Aqueles que tinham emprego achavam que seus salários eram bons. As medidas que incluem os salários médios por hora e o índice de custos laborais estão a aumentar ao ritmo mais rápido desde 2021, de acordo com a última leitura. De Abril a Novembro, pelo menos 13% dos trabalhadores não registaram qualquer aumento em comparação com o ano anterior, de acordo com dados do Federal Reserve Bank de Atlanta.
Trabalhadores com diploma universitário de quatro anos foram duramente atingidos em um ambiente de contratação fraco. A sua taxa de desemprego era de 2,9% em Novembro, ainda inferior à de muitos outros grupos demográficos, mas ainda não em níveis à prova de recessão.

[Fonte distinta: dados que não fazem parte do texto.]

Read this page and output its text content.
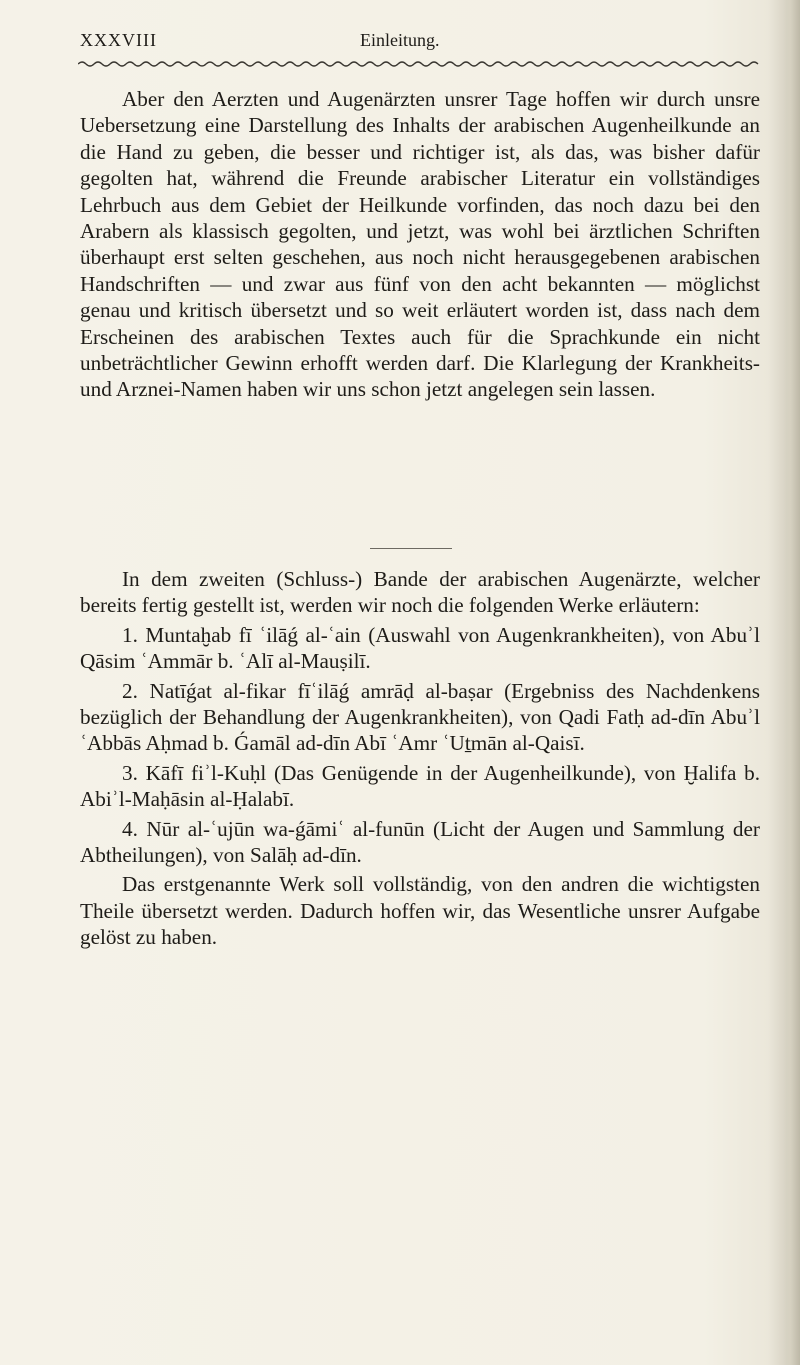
XXXVIII	Einleitung.

Aber den Aerzten und Augenärzten unsrer Tage hoffen wir durch unsre Uebersetzung eine Darstellung des Inhalts der arabischen Augenheilkunde an die Hand zu geben, die besser und richtiger ist, als das, was bisher dafür gegolten hat, während die Freunde arabischer Literatur ein vollständiges Lehrbuch aus dem Gebiet der Heilkunde vorfinden, das noch dazu bei den Arabern als klassisch gegolten, und jetzt, was wohl bei ärztlichen Schriften überhaupt erst selten geschehen, aus noch nicht herausgegebenen arabischen Handschriften — und zwar aus fünf von den acht bekannten — möglichst genau und kritisch übersetzt und so weit erläutert worden ist, dass nach dem Erscheinen des arabischen Textes auch für die Sprachkunde ein nicht unbeträchtlicher Gewinn erhofft werden darf. Die Klarlegung der Krankheits- und Arznei-Namen haben wir uns schon jetzt angelegen sein lassen.

In dem zweiten (Schluss-) Bande der arabischen Augenärzte, welcher bereits fertig gestellt ist, werden wir noch die folgenden Werke erläutern:

1. Muntaḫab fī ʿilāǵ al-ʿain (Auswahl von Augenkrankheiten), von Abuʾl Qāsim ʿAmmār b. ʿAlī al-Mauṣilī.

2. Natīǵat al-fikar fīʿilāǵ amrāḍ al-baṣar (Ergebniss des Nachdenkens bezüglich der Behandlung der Augenkrankheiten), von Qadi Fatḥ ad-dīn Abuʾl ʿAbbās Aḥmad b. Ǵamāl ad-dīn Abī ʿAmr ʿUṯmān al-Qaisī.

3. Kāfī fiʾl-Kuḥl (Das Genügende in der Augenheilkunde), von Ḫalifa b. Abiʾl-Maḥāsin al-Ḥalabī.

4. Nūr al-ʿujūn wa-ǵāmiʿ al-funūn (Licht der Augen und Sammlung der Abtheilungen), von Salāḥ ad-dīn.

Das erstgenannte Werk soll vollständig, von den andren die wichtigsten Theile übersetzt werden. Dadurch hoffen wir, das Wesentliche unsrer Aufgabe gelöst zu haben.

A taxa mensal de procura de emprego, entretanto, sugere que os jovens com formação universitária não têm a mesma vantagem na procura de emprego em relação aos que tinham apenas um diploma do ensino secundário, de acordo com um inquérito do Fed de Cleveland.

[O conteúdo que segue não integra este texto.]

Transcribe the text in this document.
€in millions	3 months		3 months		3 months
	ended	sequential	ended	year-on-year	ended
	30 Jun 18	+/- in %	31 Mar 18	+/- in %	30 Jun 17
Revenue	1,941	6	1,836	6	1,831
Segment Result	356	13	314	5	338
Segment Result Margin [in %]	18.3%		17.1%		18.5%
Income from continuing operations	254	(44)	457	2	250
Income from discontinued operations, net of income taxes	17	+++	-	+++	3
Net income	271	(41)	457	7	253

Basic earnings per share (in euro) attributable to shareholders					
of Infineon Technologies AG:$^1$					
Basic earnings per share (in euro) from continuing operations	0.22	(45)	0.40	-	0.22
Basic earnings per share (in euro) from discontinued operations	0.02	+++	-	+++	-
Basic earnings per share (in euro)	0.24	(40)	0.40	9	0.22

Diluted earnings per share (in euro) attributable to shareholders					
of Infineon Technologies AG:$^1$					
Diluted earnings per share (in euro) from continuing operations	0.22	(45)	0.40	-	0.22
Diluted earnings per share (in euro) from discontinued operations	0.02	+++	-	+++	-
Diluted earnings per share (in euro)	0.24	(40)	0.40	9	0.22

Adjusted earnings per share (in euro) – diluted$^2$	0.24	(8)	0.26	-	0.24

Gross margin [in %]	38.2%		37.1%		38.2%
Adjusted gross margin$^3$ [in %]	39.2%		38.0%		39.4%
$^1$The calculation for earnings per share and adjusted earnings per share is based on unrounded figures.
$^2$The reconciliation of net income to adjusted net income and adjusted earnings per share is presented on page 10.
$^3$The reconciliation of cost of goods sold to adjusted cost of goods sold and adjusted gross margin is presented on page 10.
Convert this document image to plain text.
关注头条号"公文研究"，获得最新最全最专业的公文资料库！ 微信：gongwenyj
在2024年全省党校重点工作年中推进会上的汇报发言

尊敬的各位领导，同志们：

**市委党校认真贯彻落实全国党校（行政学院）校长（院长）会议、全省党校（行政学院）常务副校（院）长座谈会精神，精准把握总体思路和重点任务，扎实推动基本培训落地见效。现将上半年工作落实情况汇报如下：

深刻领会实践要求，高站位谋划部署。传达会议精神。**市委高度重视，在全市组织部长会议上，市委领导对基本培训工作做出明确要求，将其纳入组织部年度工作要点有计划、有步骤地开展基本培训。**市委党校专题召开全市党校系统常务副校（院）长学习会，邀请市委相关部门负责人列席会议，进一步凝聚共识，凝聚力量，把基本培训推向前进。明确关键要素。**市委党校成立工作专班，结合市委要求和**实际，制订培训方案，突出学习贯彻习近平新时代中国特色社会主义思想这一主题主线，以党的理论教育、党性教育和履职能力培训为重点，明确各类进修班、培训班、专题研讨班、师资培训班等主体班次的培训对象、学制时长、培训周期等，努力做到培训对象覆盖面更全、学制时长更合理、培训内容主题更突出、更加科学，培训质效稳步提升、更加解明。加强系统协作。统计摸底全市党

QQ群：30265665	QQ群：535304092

O desemprego entre os negros americanos também aumentou este ano, subindo para 8,3% em Novembro, contra 6,2% em Janeiro, em parte devido à entrada de mais trabalhadores negros no mercado de trabalho.
Preço ao consumidor
A principal história sobre a inflação neste ano é que ela não mudou muito. Depois de se recuperar da maior parte do pico do ano epidêmico, os americanos ainda estão acima da média da década anterior.
A taxa global baseada no índice de preços ao consumidor foi de 2,7% em novembro, o mesmo que a média de 2025, embora possa ter diminuído devido a distorções de dados decorrentes da paralisação do governo. Outros índices de referência, como o do Fed, fornecem leituras semelhantes.
O aumento no preço dos relógios antes dele ajudou a eleger Trump, dizem a maioria dos analistas. Agora ele é alvo das preocupações dos eleitores com o alto custo de vida —que não perdeu o apelo político, diante da votação de novembro.
Uma vantagem para o presidente é que muitos economistas não alertaram sobre as tarifas. Ele também poderia apontar para a queda nos preços da gasolina, que é um problema comum entre os eleitores. Mas há sinais de que o aumento das contas de electricidade, que tem sido o foco da bem-sucedida campanha democrata do mês passado, poderá assumir esse papel.
“No ano passado, a inflação desacelerou, o crescimento económico acelerou, as taxas de juro caíram e os salários reais finalmente subiram”, disse o porta-voz da Casa Branca, Kush Desai, num comunicado. “Há muito trabalho pela frente no novo ano, mas os americanos podem ter certeza de que o melhor ainda está por vir se as políticas do presidente Trump continuarem”.
Guerra comercial
A mudança mais drástica da política económica de Trump é o proteccionismo comercial. O presidente aumentou os salários até 2025 para o valor mais elevado num século, embora o governo tenha revertido alguns dos aumentos anteriores, especialmente na China.
O presidente disse que os salários mais elevados poupariam dinheiro para o governo, reduziriam o défice comercial que os Estados Unidos registam há décadas e encorajariam o investimento interno.
Na primeira área, o imposto de importação prevê, agregando receitas a uma taxa de 30 bilhões de dólares por mês até o final do ano de 2025. Na segunda, o número oscilou muito e o júri ainda não decidiu.
A eleição de Trump provocou um dos maiores aumentos registados nas importações no início do ano, à medida que as empresas norte-americanas se apressavam a trazer produtos para o país antes que o novo presidente pudesse impô-los. Desde então, o défice comercial diminuiu novamente.
Investimento Empresarial
Quanto ao terceiro objectivo declarado da guerra comercial de Trump, os resultados até agora têm sido mistos. O crescimento do investimento fixo em empresas mantém-se estável nos três trimestres de 2025, segundo os últimos dados publicados a 23 de dezembro.
Mas esta expansão foi quase inteiramente impulsionada por gastos mais elevados em hardware e software informático. Olhando para o futuro, os economistas esperam que o One Big Beautiful Bill de Trump e o investimento contínuo em inteligência artificial aumentem os gastos até 2026.
Boesler e Holland escreveram para a Bloomberg.